Als er wieder auf das Feld ging, folgten ihm die Köche des Gangs mit dem Frühstück für die Arbeiter. Bei ihrer Ankunft knallte der Treiber mit der Peitsche – ein Signal, zum Einstellen der Arbeit, dem sogleich willfahrt wurde. Ihr Frühmahl war eben nicht lecker: die meisten bekamen blos ein paar gesottene Paradiesfeigen, nebst einem Häring, andere ein Stück Yam (Brodfrucht) und ein wenig Brühe von sauren Zitronen oder Pfefferkraut. Nach einer halbstündigen Frist gab Marly dem Treiber ein Zeichen, worauf er durch denselben Peitschenknall die Neger wieder in die Linie einrücken hieß. Sie mußten ein Zuckerfeld reinigen, das Unkraut ausjäten, die Erde auflockern etc.

Nächstdem erwartete ihn ein anderes Geschäft.
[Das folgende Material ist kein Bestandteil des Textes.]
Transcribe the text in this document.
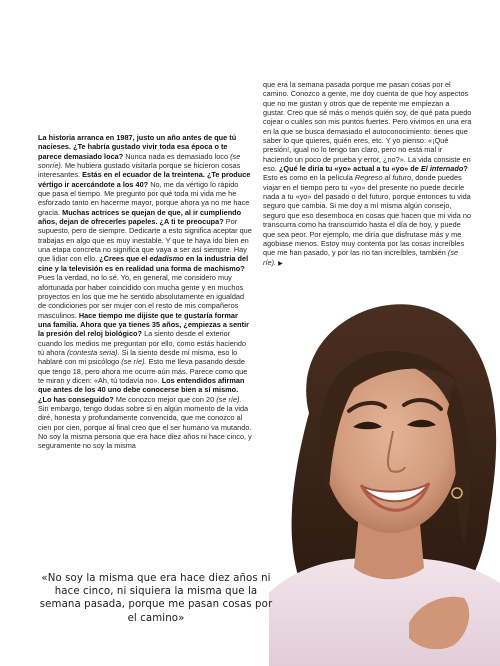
La historia arranca en 1987, justo un año antes de que tú nacieses. ¿Te habría gustado vivir toda esa época o te parece demasiado loca? Nunca nada es demasiado loco (se sonríe). Me hubiera gustado visitarla porque se hicieron cosas interesantes. Estás en el ecuador de la treintena. ¿Te produce vértigo ir acercándote a los 40? No, me da vértigo lo rápido que pasa el tiempo. Me pregunto por qué toda mi vida me he esforzado tanto en hacerme mayor, porque ahora ya no me hace gracia. Muchas actrices se quejan de que, al ir cumpliendo años, dejan de ofrecerles papeles. ¿A ti te preocupa? Por supuesto, pero de siempre. Dedicarte a esto significa aceptar que trabajas en algo que es muy inestable. Y que te haya ido bien en una etapa concreta no significa que vaya a ser así siempre. Hay que lidiar con ello. ¿Crees que el edadismo en la industria del cine y la televisión es en realidad una forma de machismo? Pues la verdad, no lo sé. Yo, en general, me considero muy afortunada por haber coincidido con mucha gente y en muchos proyectos en los que me he sentido absolutamente en igualdad de condiciones por ser mujer con el resto de mis compañeros masculinos. Hace tiempo me dijiste que te gustaría formar una familia. Ahora que ya tienes 35 años, ¿empiezas a sentir la presión del reloj biológico? La siento desde el exterior cuando los medios me preguntan por ello, como estás haciendo tú ahora (contesta seria). Si la siento desde mí misma, eso lo hablaré con mi psicólogo (se ríe). Esto me lleva pasando desde que tengo 18, pero ahora me ocurre aún más. Parece como que te miran y dicen: «Ah, tú todavía no». Los entendidos afirman que antes de los 40 uno debe conocerse bien a sí mismo. ¿Lo has conseguido? Me conozco mejor que con 20 (se ríe). Sin embargo, tengo dudas sobre si en algún momento de la vida diré, honesta y profundamente convencida, que me conozco al cien por cien, porque al final creo que el ser humano va mutando. No soy la misma persona que era hace diez años ni hace cinco, y seguramente no soy la misma

que era la semana pasada porque me pasan cosas por el camino. Conozco a gente, me doy cuenta de que hoy aspectos que no me gustan y otros que de repente me empiezan a gustar. Creo que sé más o menos quién soy, de qué pata puedo cojear o cuáles son mis puntos fuertes. Pero vivimos en una era en la que se busca demasiado el autoconocimiento: tienes que saber lo que quieres, quién eres, etc. Y yo pienso: «¡Qué presión!, igual no lo tengo tan claro, pero no está mal ir haciendo un poco de prueba y error, ¿no?». La vida consiste en eso. ¿Qué le diría tu «yo» actual a tu «yo» de El internado? Esto es como en la película Regreso al futuro, donde puedes viajar en el tiempo pero tu «yo» del presente no puede decirle nada a tu «yo» del pasado o del futuro, porque entonces tu vida seguro que cambia. Si me doy a mí misma algún consejo, seguro que eso desemboca en cosas que hacen que mi vida no transcurra como ha transcurrido hasta el día de hoy, y puede que sea peor. Por ejemplo, me diría que disfrutase más y me agobiase menos. Estoy muy contenta por las cosas increíbles que me han pasado, y por las no tan increíbles, también (se ríe). ▶

«No soy la misma que era hace diez años ni hace cinco, ni siquiera la misma que la semana pasada, porque me pasan cosas por el camino»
Als Marly, verdrossen über seinen neuen Beruf, in sein Gemach trat, um sich zu waschen und andere Kleider anzulegen, bemerkte er auf dem Tisch ein kleines Buch mit einem Billet darauf; er nahm es und las zu seinem Erstaunen folgende Weisung: „Führen Sie das Rattenbuch und sehen Sie darauf, daß Homer jeden Tag sechs Ratten liefert, denen Sie sodann die Schwänze abhauen lassen. Wenn er nicht einhält, berichten Sie. Sie geben ihm täglich einen Hutvoll Korn; wenn es gemahlt und gesotten ist, sehen Sie darauf, daß die Hunde es zu fressen bekommen.“

Da er noch nicht gewohnt war, sich so lange den brennenden Sonnenstrahlen auszusetzen, fühlte er sich sehr matt und erschöpft, und zugleich – dieser neue Willkomm goß keinen Balsam in seine Wunden – entwürdigt durch jenen Zuwachs seiner Berufsgeschäfte, als mit einem Mal der vorerwähnte Homer mit einem Gefolge von acht bis zehn Hunden seine Aufwartung machte. Sein Gesicht trug nicht den Stempel der Würde, den man auf den Büsten seines unsterblichen Namensbruders findet; denn es war ein übelgeformtes afrikanisches Negergesicht von der Kongo-Nation, sehr markirt durch die Narben, womit man in seiner Heimath die Schönheit desselben zu steigern sucht. Er wies seine sechs Ratten vor, und bat, nachdem er seine Gefangenen ihrer Schwänze entledigt, um das Hundefutter. Während die Hunde unter Marly’s Aufsicht ihr Mahl verschlangen, war Homer emsig damit beschäftigt, seine Ratten an einige Neger, so gut es anging, zu verkaufen; da er von jedem erlösten Dollar ein Achtel für sich bezog. Obgleich Marly schon früher gehört hatte, daß die Neger, gleich den alten Römern, diese scheusliche Thierart zu verspeisen pflegen, so war er doch immer noch ungläubig. Da er es aber mit eigenen Augen ansah, fand er sich mit Einem Mal in ein Land von Cannibalen versetzt, unter ein unterdrücktes, entwürdigtes Geschlecht – und zwar entwürdigt aus keinem

Empfohlene Zitierweise:
: Das Ausland. 1,2.1828. Cotta, München 1828, Seite 529. Digitale Volltext-Ausgabe bei Wikisource, URL: https://de.wikisource.org/w/index.php?title=Seite:Das_Ausland_(1828)_553.jpg&oldid=- (Version vom 19.9.2023)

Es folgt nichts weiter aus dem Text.